Günlük yaşantımızda kaç kişiyle irtibata geçtiğimizi biliyor muyuz? Sabah uyandıktan sonra yorucu bir günün ardından kafamızı yastığa geri koyduğumuzda kaç kişiyle iletişime geçmiş oluruz? Bu sayı tahmin ettiğinizden inanın azdır. Sürekli diğer insanların sorunları ile uğraştığını iddia edenler aslında kendi sorunlarından kaçmak ya da onları görmezden gelmeye çalışmak için bu bahaneyi kullanıyor olabilirler. Her bireyin kendine ait sorunları olabilir ama sizin iletişime geçtiğiniz insanların da kendilerine ait sorunları mutlaka vardır. Her iletişime geçtiğiniz insana yardım etmeye çalışsmayı denediniz mi hiç? Jim Carrey’in 2008 yapımı Yes Man filmindeki gibi, sizden bir isteği olan herkese yardım ettiğinizi hiç düşündünüz mü? Bir deneyin isterseniz, bakalım nereye kadar insanların isteklerine yanıt verebileceksiniz. Sınırınızı da görmüş olursunuz.
Herkesin sorunları olabileceğini biliyoruz. Günümüz dünyasının en önemli sorunlarından birisi sevmeyi bilmeyen insanlardır. Bence günümüz dünyasında hemen herkesin karşısına sevmeyi bilmeyen insanlar çıkmıştır. Hatta şu an hayatınızda böyle birileri olabilir. Bu insanları hemen anlayabilirsiniz. Size karşı davranışları ile değil çevrelerine karşı davranışları ile kendilerini belli ederler. Siz kendinizde hatalar ararker, çözüm arayışları içinde boğulurken bu kişi aslında sizden bir çözüm istemiyordur. Tek istediği sizinle uğraşmak, enerjisini sizde tüketmektir. Ben bu insanlara “sevmeyi bilmeyen insanlar” diyorum. Bu insanlar ufak bir çiçekteki kokuyu değil de üstündeki böceği görürler. Güzel bir lokantadaki harika yemekleri değil de neden bu mekanı seçtiğinizle ilgili konuşurlar. Anı sevmeyi değil, anı irdelemeyi severler. Ne yaparsanız yapın yaranamayacağınızı anlarsınız ne yazık ki. Tüm çabalarınızın anlamsızlığını gördüğünüzde ise kalbiniz kırılır ama en çok da gururunuz yara alır.
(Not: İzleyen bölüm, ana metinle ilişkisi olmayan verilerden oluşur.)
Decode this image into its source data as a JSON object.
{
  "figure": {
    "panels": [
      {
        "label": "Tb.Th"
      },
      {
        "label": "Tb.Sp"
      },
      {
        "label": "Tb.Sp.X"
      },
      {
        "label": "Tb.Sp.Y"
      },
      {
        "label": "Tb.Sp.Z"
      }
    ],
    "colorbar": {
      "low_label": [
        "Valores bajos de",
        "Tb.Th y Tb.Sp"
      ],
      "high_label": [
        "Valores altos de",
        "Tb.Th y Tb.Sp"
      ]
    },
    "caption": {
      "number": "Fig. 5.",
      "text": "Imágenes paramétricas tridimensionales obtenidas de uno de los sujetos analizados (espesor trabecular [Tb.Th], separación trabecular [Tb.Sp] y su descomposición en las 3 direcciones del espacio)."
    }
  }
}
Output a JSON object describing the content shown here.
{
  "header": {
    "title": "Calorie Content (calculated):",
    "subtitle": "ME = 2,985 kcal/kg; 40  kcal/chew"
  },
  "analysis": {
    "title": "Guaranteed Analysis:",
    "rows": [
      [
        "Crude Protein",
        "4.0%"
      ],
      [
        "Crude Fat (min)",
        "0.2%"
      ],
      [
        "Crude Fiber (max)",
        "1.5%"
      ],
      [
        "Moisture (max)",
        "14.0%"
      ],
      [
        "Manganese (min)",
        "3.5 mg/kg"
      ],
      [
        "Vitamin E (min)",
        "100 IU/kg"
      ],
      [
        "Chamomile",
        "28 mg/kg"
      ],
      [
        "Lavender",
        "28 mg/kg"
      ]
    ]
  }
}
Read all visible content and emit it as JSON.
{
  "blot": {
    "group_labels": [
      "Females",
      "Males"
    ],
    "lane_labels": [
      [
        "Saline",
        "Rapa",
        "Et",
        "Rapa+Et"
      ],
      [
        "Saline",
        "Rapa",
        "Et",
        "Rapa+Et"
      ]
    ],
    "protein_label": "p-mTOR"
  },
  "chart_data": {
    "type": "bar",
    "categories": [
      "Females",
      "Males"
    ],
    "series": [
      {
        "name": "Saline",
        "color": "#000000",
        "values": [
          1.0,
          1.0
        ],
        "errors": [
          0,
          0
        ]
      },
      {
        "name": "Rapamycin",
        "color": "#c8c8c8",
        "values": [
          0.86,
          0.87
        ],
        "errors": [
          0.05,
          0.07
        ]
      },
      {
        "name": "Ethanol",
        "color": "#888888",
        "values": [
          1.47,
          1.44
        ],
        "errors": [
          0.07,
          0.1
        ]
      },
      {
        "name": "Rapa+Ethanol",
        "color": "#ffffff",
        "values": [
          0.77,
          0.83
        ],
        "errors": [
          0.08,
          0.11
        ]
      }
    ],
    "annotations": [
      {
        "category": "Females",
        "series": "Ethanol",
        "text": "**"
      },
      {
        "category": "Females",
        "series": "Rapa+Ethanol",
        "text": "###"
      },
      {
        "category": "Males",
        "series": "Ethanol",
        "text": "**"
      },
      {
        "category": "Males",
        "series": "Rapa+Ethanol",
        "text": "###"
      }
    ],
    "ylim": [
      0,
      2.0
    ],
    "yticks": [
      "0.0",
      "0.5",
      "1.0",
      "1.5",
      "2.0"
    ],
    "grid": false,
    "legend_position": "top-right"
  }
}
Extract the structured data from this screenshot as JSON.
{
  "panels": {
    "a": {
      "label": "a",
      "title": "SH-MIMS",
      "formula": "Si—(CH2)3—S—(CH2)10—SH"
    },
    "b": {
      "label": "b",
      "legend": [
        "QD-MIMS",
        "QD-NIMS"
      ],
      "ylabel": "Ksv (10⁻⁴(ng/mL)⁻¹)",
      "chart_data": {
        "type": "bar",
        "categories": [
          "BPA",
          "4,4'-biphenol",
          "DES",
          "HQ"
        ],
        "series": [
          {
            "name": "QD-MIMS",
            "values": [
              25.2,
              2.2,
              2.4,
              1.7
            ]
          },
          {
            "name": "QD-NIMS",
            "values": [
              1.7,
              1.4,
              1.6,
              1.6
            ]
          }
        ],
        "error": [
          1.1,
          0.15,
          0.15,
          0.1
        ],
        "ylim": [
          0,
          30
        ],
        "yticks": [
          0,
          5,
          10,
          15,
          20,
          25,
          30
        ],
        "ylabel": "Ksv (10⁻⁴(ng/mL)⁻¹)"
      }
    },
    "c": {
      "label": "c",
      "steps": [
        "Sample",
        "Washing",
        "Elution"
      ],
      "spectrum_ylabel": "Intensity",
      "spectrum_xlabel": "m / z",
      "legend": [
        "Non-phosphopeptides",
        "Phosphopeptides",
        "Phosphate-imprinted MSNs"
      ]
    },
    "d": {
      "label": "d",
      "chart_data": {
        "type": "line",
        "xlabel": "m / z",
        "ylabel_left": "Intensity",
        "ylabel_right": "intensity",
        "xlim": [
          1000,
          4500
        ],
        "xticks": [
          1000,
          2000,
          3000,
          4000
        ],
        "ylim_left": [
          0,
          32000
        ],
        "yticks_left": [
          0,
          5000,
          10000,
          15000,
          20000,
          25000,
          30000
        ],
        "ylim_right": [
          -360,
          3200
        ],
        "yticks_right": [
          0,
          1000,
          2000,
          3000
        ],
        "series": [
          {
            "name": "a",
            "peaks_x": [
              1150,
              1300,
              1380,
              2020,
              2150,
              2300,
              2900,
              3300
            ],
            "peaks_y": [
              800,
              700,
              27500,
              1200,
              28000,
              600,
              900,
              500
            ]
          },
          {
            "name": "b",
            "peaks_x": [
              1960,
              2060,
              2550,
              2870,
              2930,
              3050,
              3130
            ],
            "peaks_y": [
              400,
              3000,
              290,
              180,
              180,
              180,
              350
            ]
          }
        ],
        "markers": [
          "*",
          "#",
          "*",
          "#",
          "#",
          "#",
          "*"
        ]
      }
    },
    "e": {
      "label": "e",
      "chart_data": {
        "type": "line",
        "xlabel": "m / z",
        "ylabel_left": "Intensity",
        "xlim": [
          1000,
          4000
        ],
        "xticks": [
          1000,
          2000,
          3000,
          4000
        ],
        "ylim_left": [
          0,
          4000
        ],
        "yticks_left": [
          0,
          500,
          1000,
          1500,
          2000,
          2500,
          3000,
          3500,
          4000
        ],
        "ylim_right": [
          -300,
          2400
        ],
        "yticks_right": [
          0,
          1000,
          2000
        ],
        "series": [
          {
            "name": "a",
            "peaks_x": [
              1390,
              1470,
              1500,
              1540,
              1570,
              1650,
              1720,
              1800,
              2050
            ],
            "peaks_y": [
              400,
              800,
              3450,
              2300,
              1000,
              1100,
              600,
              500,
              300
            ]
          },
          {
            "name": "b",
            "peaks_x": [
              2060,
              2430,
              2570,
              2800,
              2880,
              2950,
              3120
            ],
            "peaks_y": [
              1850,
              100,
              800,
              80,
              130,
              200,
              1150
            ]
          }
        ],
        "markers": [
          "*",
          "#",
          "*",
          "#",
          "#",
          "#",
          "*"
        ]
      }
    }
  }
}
Sevmeyi bilmeyen insanlar’dan olabildiğince uzak durmanızı öneririm. Bu tarz insanları gün içinde otobüste bile görebilirsiniz ama anlayamazsınız. Biraz komplekslidirler. Bir takıntıları vardır ve bunu sürekli dile getirmezler, başka konulara bağlayıp alttan alttan bunu belirtirler. Özellikle iş yaşantınızda sizi çok zorlayabilirler. Ne kadar uğraşırsanız uğraşın değişmezler. Çok üstelemeyin ve davranışlarını görmezden gelmeye çalışın.
Özel hayatınızda böyle insanlarla karşılaştıysanız bir karar vermeniz gerekebilir. Ya o insanı adam edersiniz ya da karşı taraf nedenli yaşadığınız anlamsızlıkların sizde yarattığı tahribat sonucu ezilir kalırsınız ve sonu hüsrana varır.
Hayat çok kısa, olabildiğince gezmek görmek ve mutlu olmak gerekiyor. Savaşmak gerekince savaşmak, çekilmek gerektiğinde çekilmek. Bazen çekilmek de bir çeşit saldırıdır sevgiyi arttırma adına yapılmış. Sevmeyi bilmeyen insanlar bunu anlayamaz. Çünkü onlar sevginin tanımını kendi kafalarına göre yapmışlardır ve bu tanım dışında sevgiye ait bir açıklama yoktur.